Cierpliwie oczekiwanie
Póki co krytycy są zgodni co do tego, że „Nimfomanka”, a przynajmniej jej pierwsza część, nie łamie tabu, nie wyznacza nowych standardów w kinematografii. Ale by w pełni móc ocenić ten obraz, musimy zaczekać na drugą część.
Michał Walkiewicz z Filmwebu pisze: „Na zapowiadane serią plakatów szczytowanie bohaterów Nimfomanki będziemy musieli jeszcze trochę poczekać. Trudno powiedzieć, jak ma się kinowa wersja filmu do reżyserskiej (ta ostatnia zostanie wyświetlona dopiero na festiwalu w Berlinie). Już teraz wiadomo natomiast, że podział na dwie części nie służy filmowi i zamienia pierwszą odsłonę w rozbudowany prolog. Karty są odkryte, na obecną chwilę stawką w grze jest samoakceptacja Joe oraz zepchnięta na margines seksualność Seligmana. Nie zdziwiłbym się jednak, gdyby i tym razem Von Trier blefował”.

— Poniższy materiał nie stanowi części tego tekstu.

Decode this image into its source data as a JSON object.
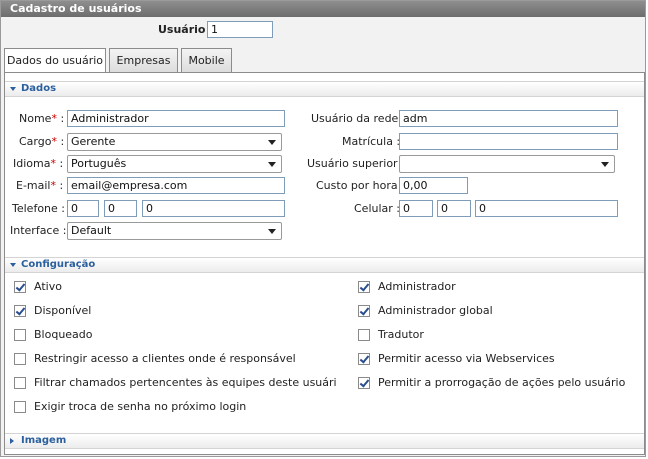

Ale z pewnością jest to film jakiś. Film, którego reżyser żongluje formą, zmusza widza do myślenia, bawi się konwencjami, podsuwa nam różne tropy i pozostawia szerokie pole do interpretacji. Dlatego czekajmy cierpliwie na drugą część, by móc z pełną odpowiedzialnością odpowiedzieć na pytanie, jakie miejsce w kinematografii zajmuje teraz Lars von Trier.